Filed Date: 6/26/2000
Status: Precedential
Modified Date: 11/1/2024
In an action to recover damages for personal injuries, the plaintiff appeals from an order of the Supreme Court, Richmond County (Lebowitz, J.), dated May 18, 1999, which granted the separate motions of the defendant and the third-party defendant for summary judgment dismissing the complaint.
Ordered that the order is affirmed, with one bill of costs.
After the defendant and third-party defendant made out prima facie cases for summary judgment, the plaintiff, in opposition to the motions, alleged for the first time that she was forced to walk through an automatic vehicle gate in a parking lot because of negligent snow removal.

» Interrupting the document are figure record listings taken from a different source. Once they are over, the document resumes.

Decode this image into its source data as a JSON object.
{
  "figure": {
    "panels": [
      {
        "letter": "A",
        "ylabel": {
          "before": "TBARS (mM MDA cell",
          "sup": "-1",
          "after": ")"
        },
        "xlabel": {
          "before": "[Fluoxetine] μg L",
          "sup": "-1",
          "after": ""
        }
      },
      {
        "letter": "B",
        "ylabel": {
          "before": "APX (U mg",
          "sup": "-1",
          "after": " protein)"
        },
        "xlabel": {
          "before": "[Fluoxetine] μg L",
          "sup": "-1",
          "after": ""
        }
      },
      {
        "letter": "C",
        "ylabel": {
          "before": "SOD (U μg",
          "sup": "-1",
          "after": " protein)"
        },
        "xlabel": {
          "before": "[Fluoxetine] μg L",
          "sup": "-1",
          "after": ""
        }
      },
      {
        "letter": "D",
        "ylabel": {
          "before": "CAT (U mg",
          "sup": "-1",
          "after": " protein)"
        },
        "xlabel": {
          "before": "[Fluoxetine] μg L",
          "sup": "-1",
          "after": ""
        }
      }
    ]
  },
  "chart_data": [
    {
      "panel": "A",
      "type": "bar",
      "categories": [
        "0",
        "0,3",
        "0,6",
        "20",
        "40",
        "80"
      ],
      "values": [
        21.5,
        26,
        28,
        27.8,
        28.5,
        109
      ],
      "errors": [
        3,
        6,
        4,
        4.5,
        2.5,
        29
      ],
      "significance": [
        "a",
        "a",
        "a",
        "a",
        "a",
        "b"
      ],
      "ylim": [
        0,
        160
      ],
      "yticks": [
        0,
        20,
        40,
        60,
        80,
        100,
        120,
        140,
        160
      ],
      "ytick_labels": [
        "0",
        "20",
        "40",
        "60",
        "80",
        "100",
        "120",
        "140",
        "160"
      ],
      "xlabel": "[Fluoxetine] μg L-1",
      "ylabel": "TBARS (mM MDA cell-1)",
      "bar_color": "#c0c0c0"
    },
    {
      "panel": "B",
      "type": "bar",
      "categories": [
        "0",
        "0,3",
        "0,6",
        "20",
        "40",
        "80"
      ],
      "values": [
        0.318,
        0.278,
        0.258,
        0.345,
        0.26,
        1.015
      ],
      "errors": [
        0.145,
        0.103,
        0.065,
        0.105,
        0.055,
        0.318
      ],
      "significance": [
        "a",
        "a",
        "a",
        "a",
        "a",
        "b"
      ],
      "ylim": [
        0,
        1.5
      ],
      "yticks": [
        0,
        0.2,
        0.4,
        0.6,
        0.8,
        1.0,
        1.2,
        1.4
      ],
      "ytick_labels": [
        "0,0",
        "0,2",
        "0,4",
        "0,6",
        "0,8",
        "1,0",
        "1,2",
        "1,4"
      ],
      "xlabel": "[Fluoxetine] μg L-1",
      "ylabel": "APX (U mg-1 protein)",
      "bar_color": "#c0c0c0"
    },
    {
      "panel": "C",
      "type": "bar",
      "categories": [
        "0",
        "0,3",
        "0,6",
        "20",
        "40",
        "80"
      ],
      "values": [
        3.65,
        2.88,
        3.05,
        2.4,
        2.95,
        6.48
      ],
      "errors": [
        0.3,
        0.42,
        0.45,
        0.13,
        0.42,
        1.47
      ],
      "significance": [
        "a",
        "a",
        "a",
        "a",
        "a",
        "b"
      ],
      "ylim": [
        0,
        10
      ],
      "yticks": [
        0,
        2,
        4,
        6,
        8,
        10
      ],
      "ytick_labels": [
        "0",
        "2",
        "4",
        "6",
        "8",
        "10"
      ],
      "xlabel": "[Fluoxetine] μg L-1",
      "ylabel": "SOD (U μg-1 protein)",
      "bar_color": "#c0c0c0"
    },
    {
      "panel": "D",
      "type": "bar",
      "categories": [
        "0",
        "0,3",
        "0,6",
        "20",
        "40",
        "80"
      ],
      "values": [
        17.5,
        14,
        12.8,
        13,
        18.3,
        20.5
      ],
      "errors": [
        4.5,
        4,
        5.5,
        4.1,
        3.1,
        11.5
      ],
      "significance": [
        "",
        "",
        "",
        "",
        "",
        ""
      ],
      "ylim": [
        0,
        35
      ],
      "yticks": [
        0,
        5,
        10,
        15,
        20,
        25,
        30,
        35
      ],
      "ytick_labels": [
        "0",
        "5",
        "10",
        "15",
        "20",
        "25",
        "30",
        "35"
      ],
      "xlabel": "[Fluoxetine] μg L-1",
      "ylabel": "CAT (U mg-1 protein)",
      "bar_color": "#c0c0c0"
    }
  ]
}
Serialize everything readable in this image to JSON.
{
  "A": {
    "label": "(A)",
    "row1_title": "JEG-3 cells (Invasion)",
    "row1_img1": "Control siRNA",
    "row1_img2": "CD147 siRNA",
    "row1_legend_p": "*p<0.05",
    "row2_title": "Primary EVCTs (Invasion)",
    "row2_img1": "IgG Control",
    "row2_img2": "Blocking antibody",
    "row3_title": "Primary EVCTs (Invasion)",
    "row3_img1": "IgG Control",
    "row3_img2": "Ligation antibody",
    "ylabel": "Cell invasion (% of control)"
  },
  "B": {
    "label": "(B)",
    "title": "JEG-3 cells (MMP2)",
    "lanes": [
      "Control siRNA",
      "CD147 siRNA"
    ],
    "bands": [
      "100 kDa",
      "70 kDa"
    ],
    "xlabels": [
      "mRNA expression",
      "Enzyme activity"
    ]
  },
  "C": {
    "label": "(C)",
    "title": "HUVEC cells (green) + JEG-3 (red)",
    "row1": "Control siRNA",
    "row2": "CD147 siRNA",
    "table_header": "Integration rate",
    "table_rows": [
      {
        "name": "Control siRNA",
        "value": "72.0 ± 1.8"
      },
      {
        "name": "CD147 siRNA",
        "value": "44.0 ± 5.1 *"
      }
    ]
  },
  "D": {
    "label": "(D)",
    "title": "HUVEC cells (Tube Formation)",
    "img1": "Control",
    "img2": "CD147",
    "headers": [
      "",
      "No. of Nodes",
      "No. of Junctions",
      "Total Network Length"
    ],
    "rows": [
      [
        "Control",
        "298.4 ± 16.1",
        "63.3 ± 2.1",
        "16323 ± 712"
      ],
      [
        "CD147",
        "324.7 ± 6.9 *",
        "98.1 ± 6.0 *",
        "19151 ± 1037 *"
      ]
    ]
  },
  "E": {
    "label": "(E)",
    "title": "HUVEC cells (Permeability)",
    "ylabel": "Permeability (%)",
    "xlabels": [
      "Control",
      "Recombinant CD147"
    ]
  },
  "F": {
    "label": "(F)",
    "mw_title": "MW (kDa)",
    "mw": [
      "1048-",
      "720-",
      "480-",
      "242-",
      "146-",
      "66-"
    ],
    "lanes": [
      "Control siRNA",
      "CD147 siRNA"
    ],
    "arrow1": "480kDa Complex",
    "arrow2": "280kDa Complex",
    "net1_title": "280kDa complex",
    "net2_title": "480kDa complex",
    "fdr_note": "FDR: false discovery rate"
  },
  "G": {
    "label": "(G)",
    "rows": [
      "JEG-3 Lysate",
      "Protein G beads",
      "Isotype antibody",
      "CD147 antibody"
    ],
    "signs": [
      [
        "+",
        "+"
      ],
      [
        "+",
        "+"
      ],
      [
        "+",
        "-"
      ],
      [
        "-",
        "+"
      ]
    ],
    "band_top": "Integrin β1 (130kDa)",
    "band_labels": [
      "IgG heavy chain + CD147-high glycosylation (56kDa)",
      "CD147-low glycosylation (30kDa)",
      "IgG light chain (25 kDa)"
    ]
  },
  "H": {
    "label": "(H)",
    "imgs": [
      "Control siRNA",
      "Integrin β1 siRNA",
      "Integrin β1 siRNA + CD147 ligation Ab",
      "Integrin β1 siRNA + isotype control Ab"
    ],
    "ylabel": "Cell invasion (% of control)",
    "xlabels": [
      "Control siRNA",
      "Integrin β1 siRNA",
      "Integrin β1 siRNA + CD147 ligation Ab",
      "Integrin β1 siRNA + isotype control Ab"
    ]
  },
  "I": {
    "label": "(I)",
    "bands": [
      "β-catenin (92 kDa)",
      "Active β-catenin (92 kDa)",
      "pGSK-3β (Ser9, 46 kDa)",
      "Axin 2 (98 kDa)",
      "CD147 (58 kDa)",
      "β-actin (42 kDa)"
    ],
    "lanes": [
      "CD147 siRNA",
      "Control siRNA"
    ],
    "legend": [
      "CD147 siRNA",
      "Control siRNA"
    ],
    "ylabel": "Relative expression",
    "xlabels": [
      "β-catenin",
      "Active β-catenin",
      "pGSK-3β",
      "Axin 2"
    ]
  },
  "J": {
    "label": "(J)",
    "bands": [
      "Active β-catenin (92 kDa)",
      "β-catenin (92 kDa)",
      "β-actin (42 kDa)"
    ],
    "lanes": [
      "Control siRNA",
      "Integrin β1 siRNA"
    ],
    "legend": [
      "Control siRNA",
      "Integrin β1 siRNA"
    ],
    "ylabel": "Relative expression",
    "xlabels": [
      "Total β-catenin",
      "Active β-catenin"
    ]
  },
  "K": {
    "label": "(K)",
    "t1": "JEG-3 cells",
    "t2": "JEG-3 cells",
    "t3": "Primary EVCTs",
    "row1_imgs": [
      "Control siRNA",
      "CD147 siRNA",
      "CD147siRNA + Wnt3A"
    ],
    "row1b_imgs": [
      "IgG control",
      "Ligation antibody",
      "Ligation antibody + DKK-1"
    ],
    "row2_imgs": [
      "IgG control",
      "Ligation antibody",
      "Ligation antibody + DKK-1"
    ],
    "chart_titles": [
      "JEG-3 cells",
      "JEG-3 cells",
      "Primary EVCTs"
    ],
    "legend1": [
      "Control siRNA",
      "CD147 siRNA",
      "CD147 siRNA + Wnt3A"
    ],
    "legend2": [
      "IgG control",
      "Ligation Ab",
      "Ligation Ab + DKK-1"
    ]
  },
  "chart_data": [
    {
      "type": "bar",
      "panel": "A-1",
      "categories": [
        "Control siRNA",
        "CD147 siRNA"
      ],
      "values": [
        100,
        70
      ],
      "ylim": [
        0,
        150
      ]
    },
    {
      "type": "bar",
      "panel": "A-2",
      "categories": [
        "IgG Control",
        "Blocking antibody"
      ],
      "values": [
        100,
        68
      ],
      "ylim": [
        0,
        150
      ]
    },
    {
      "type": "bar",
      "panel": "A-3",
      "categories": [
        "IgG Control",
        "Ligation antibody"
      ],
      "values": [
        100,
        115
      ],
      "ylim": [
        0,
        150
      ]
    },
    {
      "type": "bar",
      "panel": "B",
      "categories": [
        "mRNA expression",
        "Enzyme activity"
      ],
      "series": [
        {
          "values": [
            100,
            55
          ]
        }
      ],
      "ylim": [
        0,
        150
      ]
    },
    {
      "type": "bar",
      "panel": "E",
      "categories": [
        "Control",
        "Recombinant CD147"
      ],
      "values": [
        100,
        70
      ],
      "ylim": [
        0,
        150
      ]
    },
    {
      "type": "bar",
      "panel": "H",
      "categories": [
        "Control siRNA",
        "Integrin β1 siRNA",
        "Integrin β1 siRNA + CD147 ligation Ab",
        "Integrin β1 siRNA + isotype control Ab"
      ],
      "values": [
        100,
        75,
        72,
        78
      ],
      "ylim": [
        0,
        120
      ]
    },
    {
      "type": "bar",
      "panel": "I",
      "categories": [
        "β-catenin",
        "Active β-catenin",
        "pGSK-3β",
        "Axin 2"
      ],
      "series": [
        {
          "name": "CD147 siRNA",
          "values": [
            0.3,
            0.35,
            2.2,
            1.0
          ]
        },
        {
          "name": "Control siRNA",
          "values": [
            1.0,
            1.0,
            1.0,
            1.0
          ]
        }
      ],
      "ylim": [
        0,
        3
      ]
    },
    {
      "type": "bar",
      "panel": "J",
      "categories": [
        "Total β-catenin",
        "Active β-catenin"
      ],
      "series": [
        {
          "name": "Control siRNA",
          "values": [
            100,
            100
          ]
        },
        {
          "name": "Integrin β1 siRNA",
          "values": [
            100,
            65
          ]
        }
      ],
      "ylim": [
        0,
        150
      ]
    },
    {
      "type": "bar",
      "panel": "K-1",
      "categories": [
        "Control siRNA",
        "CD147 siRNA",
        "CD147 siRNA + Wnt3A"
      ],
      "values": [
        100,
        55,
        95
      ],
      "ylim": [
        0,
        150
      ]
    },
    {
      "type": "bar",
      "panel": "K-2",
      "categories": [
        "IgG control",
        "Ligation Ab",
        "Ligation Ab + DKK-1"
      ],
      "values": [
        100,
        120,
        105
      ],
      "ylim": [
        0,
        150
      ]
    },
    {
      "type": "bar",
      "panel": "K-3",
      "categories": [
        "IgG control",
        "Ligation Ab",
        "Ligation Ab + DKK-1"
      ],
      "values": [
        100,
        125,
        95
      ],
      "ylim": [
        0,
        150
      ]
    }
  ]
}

The Supreme Court appropriately refused to consider the allegation. A plaintiff cannot defeat an otherwise proper motion for summary judgment by asserting a new theory of liability for negligence for the first time in opposition to the motion (see, Scanlon v Stuyvesant Plaza, 195 AD2d 854; Alvarez v Lindsay Park Hous. Corp., 175 AD2d 225). Accordingly, the Supreme Court properly granted the motions for summary judgment.
The plaintiff’s remaining contentions are without merit. O’Brien, J. P., Goldstein, Luciano and Smith, JJ., concur.